People continue to tell they are sorry my dream of an on-time Fedora release could not be met for Fedora 14.  I appreciate their concern, but I don’t take things like this personally.  The reality is it was something I was hoping for on behalf of the whole Fedora project–not something I had 100% control over making happen (not that we ever do).

I take pride in knowing that I did all that I could to make it a reality through scheduling, reminders, meetings, and blocker bug hounding.  If there are things you think I missed please add them to the Fedora 14 retrospective page.

The retrospective page is gathering a lot of good feedback which confirms many of the things we’ve know for a long time, but had never clearly documented in detail.

Shipping Fedora 14 one week late, as a result of slipping the alpha, is still be an accomplishment over the two week delays for all the releases since Fedora 9.  For a detailed analysis of our schedules going back to Fedora 9, see this spreadsheet.
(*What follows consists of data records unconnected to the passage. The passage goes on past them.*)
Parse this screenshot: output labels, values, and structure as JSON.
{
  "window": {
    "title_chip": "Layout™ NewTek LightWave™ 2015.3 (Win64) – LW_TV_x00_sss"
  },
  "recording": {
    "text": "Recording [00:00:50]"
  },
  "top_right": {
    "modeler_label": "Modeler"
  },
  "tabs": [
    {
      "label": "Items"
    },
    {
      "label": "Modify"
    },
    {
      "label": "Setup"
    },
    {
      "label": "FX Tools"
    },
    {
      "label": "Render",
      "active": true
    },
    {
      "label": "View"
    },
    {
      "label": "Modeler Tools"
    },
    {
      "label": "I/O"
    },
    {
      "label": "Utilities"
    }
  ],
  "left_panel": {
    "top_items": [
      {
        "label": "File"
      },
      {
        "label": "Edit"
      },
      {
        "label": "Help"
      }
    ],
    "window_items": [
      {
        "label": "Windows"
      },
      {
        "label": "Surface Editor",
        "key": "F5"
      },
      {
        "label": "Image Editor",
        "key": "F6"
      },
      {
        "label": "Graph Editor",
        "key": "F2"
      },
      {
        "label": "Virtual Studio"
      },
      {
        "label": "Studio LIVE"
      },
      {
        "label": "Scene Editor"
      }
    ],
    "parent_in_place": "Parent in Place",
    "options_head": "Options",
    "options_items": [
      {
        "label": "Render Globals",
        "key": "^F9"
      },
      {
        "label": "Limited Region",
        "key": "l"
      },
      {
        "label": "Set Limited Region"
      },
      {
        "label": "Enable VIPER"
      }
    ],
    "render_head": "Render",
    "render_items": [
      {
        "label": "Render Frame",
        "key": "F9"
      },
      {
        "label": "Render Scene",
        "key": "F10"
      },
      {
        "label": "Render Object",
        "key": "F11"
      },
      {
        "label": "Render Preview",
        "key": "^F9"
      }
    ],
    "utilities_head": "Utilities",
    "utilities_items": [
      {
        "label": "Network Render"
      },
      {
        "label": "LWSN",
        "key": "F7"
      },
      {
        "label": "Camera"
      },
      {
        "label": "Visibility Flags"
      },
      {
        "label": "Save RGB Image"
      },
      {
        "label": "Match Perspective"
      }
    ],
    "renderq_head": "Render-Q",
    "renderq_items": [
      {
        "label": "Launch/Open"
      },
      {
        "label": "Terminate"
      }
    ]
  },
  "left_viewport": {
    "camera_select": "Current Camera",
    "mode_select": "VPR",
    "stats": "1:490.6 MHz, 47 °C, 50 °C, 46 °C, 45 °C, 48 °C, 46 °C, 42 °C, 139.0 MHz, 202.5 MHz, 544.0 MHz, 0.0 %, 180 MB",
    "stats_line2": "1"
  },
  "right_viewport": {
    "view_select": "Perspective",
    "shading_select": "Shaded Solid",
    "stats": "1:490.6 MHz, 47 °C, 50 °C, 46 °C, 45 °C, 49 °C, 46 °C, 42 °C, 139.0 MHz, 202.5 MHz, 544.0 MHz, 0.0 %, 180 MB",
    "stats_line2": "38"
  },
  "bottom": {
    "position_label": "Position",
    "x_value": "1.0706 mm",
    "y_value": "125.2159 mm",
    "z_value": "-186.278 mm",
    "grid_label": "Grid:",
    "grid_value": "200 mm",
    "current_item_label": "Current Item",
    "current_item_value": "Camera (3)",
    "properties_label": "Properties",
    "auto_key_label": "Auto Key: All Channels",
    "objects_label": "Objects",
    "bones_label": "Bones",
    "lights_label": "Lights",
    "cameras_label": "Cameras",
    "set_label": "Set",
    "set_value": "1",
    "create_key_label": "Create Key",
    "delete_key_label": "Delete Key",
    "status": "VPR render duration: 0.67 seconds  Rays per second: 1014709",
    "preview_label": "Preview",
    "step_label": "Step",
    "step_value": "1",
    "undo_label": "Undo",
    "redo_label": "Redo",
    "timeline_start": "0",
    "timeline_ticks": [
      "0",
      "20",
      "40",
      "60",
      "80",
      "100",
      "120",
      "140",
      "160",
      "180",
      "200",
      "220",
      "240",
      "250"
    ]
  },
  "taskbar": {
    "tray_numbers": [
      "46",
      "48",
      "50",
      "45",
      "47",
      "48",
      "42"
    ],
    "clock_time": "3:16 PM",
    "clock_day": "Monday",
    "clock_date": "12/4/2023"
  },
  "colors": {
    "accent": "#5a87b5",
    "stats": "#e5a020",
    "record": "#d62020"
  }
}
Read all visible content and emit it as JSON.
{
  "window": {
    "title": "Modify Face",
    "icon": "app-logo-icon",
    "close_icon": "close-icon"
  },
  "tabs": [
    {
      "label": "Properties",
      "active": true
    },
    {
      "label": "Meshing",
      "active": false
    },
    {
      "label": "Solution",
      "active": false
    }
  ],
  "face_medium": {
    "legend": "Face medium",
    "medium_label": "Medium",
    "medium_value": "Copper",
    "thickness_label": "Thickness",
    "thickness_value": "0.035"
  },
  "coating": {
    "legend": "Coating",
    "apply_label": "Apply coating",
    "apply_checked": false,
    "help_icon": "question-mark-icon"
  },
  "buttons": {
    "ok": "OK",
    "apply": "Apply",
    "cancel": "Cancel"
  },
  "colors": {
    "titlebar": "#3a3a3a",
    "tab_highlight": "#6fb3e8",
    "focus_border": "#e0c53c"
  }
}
If we really want this to happen, we need to be doing everything we can now to minimize the risks.  If we need to revert systemd and switch back to upstart, the time to do it is soon–not the day of (or after) the Beta Change Deadline on 2010-09-14.  A decision is definitely needed a few days before the Test Compose on 2010-09-09.  A Test Compose without the key components that will be in the beta release candidate (scheduled for 2010-09-16) quickly looses its value.

This is not to single out systemd, but is more intended as a reminder of how short this portion of our release schedule really is.  If there are doubts about the viability of critical path packages, we should be working on contingency plans now and looking for smooth ways to revert to a last known good version if we need to.